Mas, mais importante, lembremos que o número de palestinianos detidos em prisões israelitas ascende a 10,400, sem contar os que foram detidos depois dos ataques terroristas do Hamas de 2023. Lembremos que, destes, mais de 650 serão crianças da Cisjordânia e outras tantas que sequer conseguimos estimar terão sido levadas de Gaza para Israel depois do início da guerra, de acordo com a reputada organização não-governamental internacional Save the Children. De acordo com esta organização, historicamente se tem verificado a detenção de 500 a 700 crianças por ano por parte do exército de Israel, número que, acredita-se, terá sido superado no último ano com 460 detidas apenas nos primeiros cinco meses de guerra. Estas crianças são separadas dos seus pais, submetidas a situações de horror e medo, maus-tratos e incerteza, incentivadas a assinarem confissões em hebraico para poderem voltar a ver os seus pais, muitas vezes por terem cometido o crime extremo de atirar uma pedra contra um tanque de guerra.
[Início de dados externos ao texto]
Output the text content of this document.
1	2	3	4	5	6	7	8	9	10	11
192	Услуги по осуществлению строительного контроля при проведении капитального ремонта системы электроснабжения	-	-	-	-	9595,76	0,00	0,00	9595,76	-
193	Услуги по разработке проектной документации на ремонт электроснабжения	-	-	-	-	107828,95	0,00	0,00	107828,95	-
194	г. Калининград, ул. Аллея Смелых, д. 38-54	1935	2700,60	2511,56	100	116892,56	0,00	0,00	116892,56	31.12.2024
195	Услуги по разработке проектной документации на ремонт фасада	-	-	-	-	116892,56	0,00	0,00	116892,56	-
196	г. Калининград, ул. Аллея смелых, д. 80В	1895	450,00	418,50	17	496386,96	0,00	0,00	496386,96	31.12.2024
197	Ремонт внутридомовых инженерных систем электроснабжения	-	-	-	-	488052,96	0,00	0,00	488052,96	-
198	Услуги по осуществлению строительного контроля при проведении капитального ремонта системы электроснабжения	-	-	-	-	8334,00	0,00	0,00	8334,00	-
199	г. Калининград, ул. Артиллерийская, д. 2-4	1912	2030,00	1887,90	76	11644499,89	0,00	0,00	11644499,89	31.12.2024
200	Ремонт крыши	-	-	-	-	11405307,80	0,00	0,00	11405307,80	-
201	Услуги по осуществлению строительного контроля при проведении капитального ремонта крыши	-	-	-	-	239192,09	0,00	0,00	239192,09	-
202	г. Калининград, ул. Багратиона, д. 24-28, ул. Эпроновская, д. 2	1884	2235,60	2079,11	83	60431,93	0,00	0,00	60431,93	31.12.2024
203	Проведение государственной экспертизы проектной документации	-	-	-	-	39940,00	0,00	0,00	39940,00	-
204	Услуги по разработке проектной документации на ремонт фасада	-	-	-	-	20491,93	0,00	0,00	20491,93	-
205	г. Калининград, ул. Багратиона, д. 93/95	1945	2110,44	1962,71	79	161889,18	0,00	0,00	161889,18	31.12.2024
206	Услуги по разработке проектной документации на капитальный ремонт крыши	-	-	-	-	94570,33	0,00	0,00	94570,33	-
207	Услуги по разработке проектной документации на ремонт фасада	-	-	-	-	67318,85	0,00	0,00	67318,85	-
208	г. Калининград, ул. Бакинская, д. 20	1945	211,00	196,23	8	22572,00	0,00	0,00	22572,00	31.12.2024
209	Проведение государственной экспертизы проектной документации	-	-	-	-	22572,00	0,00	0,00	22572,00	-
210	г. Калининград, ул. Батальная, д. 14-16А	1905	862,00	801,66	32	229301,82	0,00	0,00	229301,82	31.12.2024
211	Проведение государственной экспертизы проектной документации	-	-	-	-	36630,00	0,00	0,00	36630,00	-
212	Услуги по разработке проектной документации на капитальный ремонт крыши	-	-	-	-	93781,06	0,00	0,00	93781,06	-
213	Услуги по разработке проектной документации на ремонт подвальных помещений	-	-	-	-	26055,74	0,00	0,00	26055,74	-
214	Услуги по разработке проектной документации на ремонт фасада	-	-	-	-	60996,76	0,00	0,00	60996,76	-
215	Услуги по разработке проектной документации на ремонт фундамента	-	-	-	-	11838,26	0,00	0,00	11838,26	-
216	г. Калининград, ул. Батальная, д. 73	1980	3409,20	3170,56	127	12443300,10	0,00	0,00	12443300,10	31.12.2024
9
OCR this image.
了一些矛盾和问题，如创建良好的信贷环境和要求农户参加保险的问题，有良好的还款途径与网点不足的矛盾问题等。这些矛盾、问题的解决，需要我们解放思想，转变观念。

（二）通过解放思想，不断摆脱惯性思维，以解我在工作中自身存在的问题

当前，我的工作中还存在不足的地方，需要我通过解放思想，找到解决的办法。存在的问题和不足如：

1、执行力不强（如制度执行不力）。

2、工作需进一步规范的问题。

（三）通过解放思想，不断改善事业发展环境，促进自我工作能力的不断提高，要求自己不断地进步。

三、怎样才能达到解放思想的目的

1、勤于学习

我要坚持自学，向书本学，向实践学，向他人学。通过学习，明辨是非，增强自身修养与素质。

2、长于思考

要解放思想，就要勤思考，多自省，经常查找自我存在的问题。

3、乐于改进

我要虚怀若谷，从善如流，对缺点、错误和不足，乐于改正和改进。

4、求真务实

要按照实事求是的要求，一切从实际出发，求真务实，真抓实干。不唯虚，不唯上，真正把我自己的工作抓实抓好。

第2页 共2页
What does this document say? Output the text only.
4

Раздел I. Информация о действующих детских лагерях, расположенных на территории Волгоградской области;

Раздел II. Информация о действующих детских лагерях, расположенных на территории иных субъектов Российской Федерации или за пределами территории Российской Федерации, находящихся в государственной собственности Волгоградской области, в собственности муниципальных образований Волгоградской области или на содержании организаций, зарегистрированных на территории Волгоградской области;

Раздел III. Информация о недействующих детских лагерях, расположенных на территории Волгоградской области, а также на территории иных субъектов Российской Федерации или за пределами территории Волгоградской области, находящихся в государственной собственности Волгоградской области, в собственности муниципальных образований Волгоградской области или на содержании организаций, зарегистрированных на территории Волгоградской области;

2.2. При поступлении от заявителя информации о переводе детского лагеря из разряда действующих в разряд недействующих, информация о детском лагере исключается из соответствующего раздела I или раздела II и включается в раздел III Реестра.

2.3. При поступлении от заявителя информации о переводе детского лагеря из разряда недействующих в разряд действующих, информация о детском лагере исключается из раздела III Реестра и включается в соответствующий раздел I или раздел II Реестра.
Volto a perguntar: quanto vale uma vida? A desgraça quase centenária dos palestinianos ficou, por grande fadiga gerada pelo que costumamos chamar de um conflito prolongado, muito longe dos holofotes dos media durante a última década. Hoje todos sabem que a impunidade do extremismo crescente da política israelita – não confundir isto nem com os cidadãos do Estado de Israel, também eles vítimas do medo, nem com as comunidades judaicas pelo mundo – não encontra limites. É, portanto, mais do que tempo de começarmos a equiparar o valor da vida humana. A vida de um israelita é preciosa. Cada refém que está em Gaza, cada homem e cada mulher, cada criança e cada idoso que foram chacinados no dia 7 de outubro de 2023 em Israel são o mundo inteiro de alguém. O mesmo vale para os palestinianos. Falemos das vidas e das histórias de cada um deles também.